Что Вам сказать о впечатлении того зрелища, когда неизвестные люди [роются?] в Вашем грязном белье, перебирают дорогие Вам письма? Из Ваших писем взяты все до одного, которые когда-либо я получала, потому что с этими письмами я не расставалась никогда, то же случилось и с письмами моей сестры. В письмах этих, конечно, ничего нет, но, знаете, какие бывают иногда комбинации. Я бесконечно рада, что те, которых я наиболее люблю, далеко, что касается до меня лично, я, кажется, достигла того спокойствия, которого мне желала в старые годы одна англичанка: «Спокойствия, которого свет не может ни дать, ни отнять». Страдали и умирали от преследований люди получше нас; правда, они страдали за что-нибудь, оставили память хорошую и сделались примером, а ведь мы гуртом захвачены. Это убиение младенцев.
Не успела кончить письмо, дописываю в вокзале железной дороги. Не знаю, получите ли Вы это письмо, дайте знать как-нибудь, если получите. Адрес мой прежний: В Иваново Влад. Губ.
Желала б я теперь, чтоб Вы меня перекрестили, но со мной Ваш образок.
Ваша Полинька.
Отец мой получил Ваше письмо, и я Вам об этом писала, но, должно быть, Вы не получили этого письма. Из Москвы еще напишу Вам.

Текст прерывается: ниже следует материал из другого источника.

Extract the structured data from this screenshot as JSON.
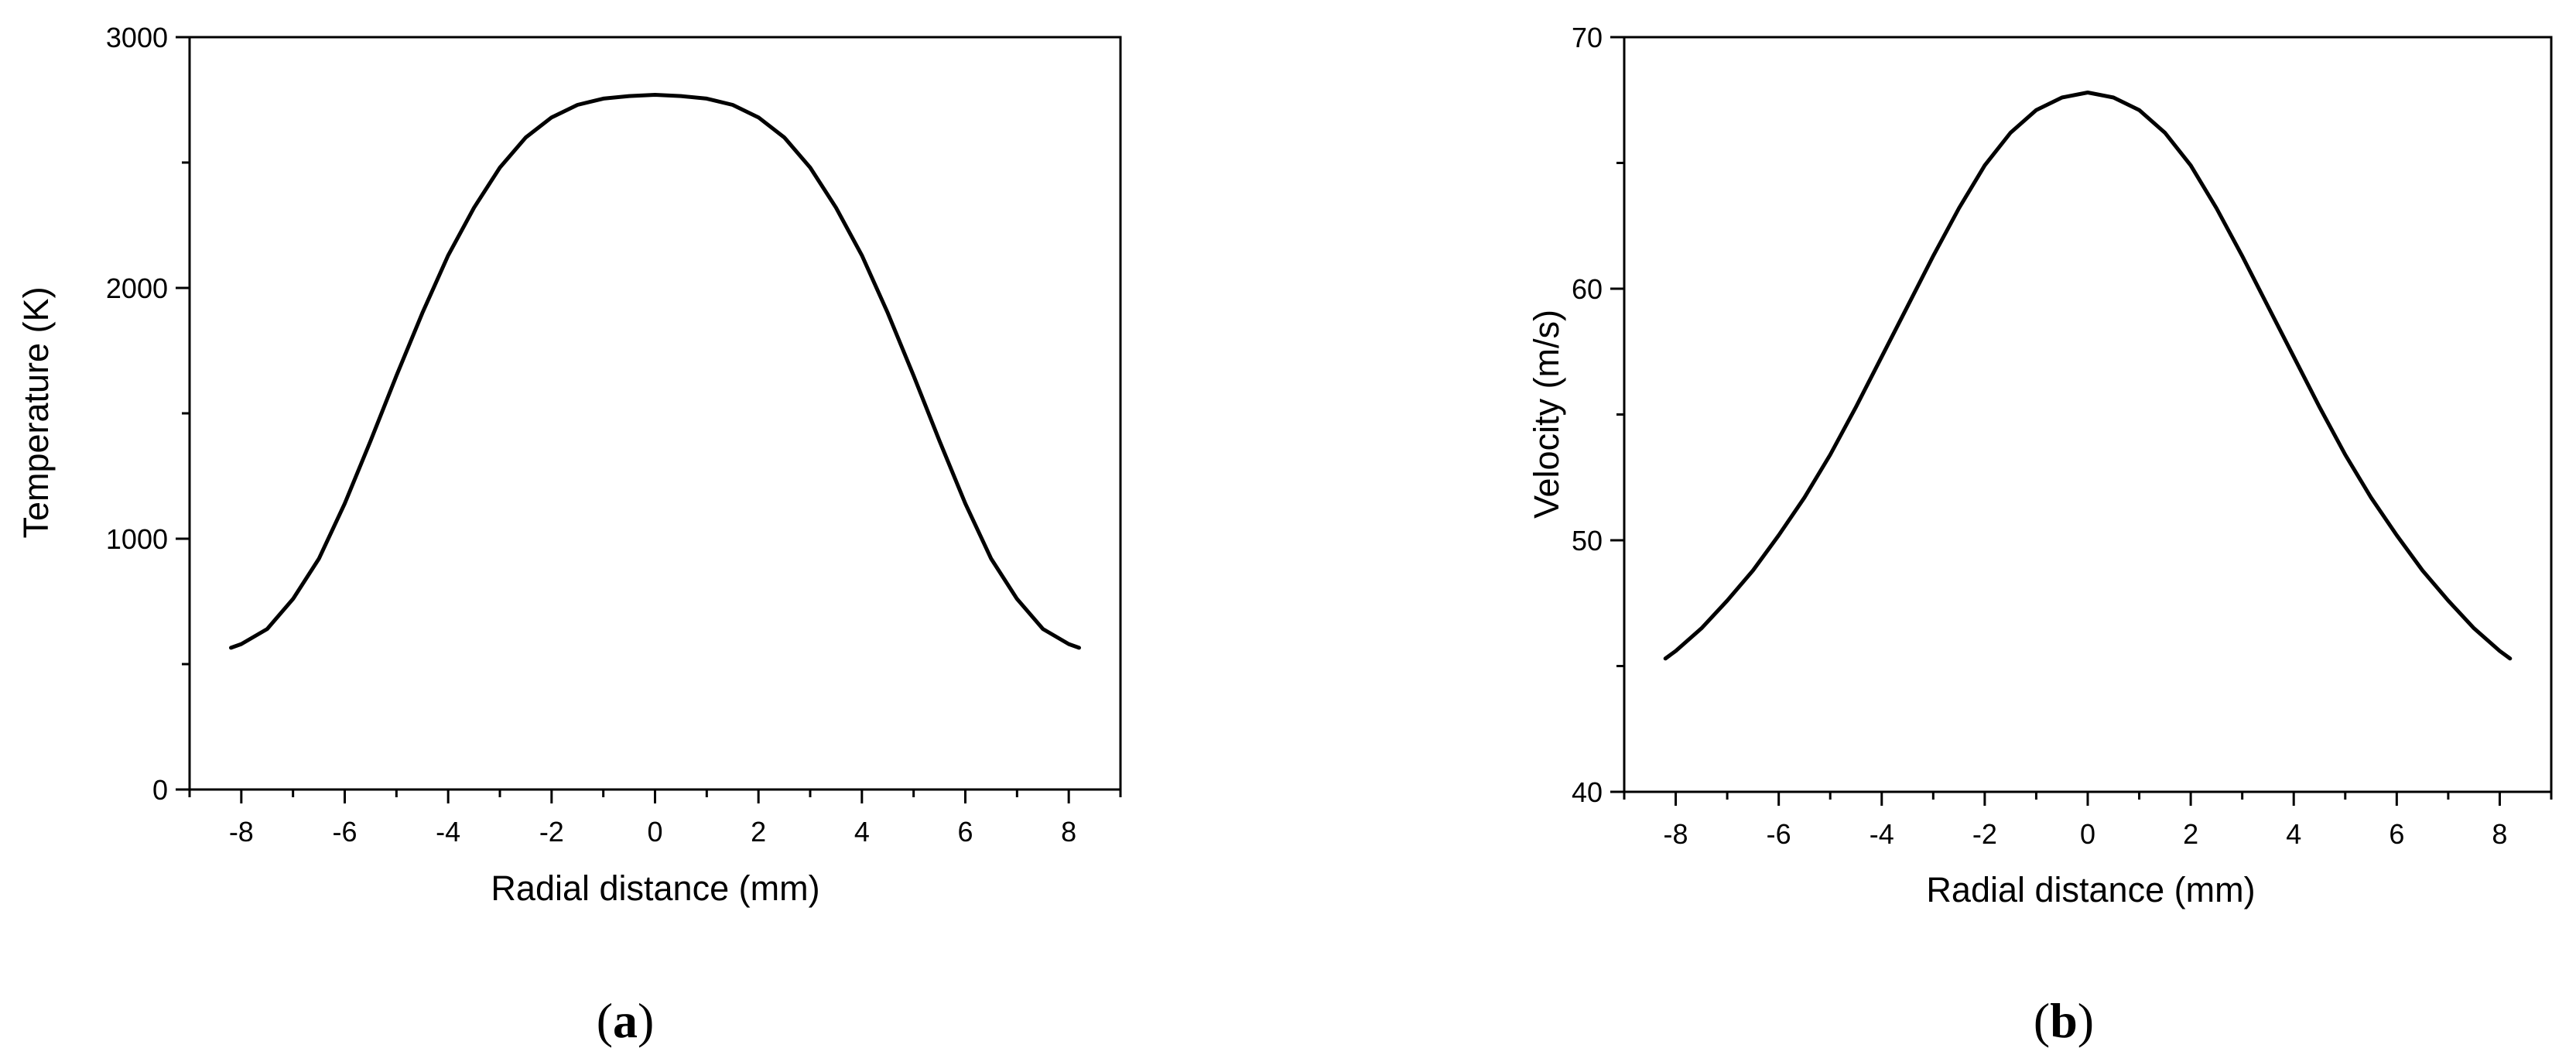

Хотела писать маленькую записочку Вашей кузине с просьбой передать это письмо, но бумаги нет.
Из «дела» же мы узнаем, что 4 июля того же года Суслова обратилась к Лебедянскому исправнику с просьбой вернуть ей забранные при обыске рукописи, среди которых, как она пишет, имеются произведения, приготовленные для печати. Адрес же, по которому она просит их переслать, указывается такой: Владимирская губ., Шуйского уезда, село Иваново. Следовательно, в июле или в августе 1866 г. Суслова из Тамб. губ. уже уехала.
Такова первая стадия дела о Сусловой. Надо думать, что на этот раз обыск особенных последствий для нее не имел: она осталась на свободе, хотя из отобранных бумаг ее видно было, что за границей она находилась в «сношениях с лицами, враждебными правительству»: с Утиным, с Герценом, и что в письмах к ней были «ругательства на Россию» за жестокую расправу с поляками во время польского восстания (письма Салиас).
Дорогая Графиня,
Я писала Вам из дороги, когда возвращались в Иваново, но не знаю, получили ли Вы это письмо. Оно, должно быть, показалось Вам, если Вы его получили, очень бестолково, уж в таком я была тогда настроении. Потом я писала Вам из Москвы, все это было в мае месяце. С того времени со мной ничего особенного не случилось. Живу я спокойно и даже слишком спокойно, так что не чувствую почти, живу я или умерла. Буквально никого не вижу и очень мало чего слышу, только по газетам узнаю, что делается на белом свете.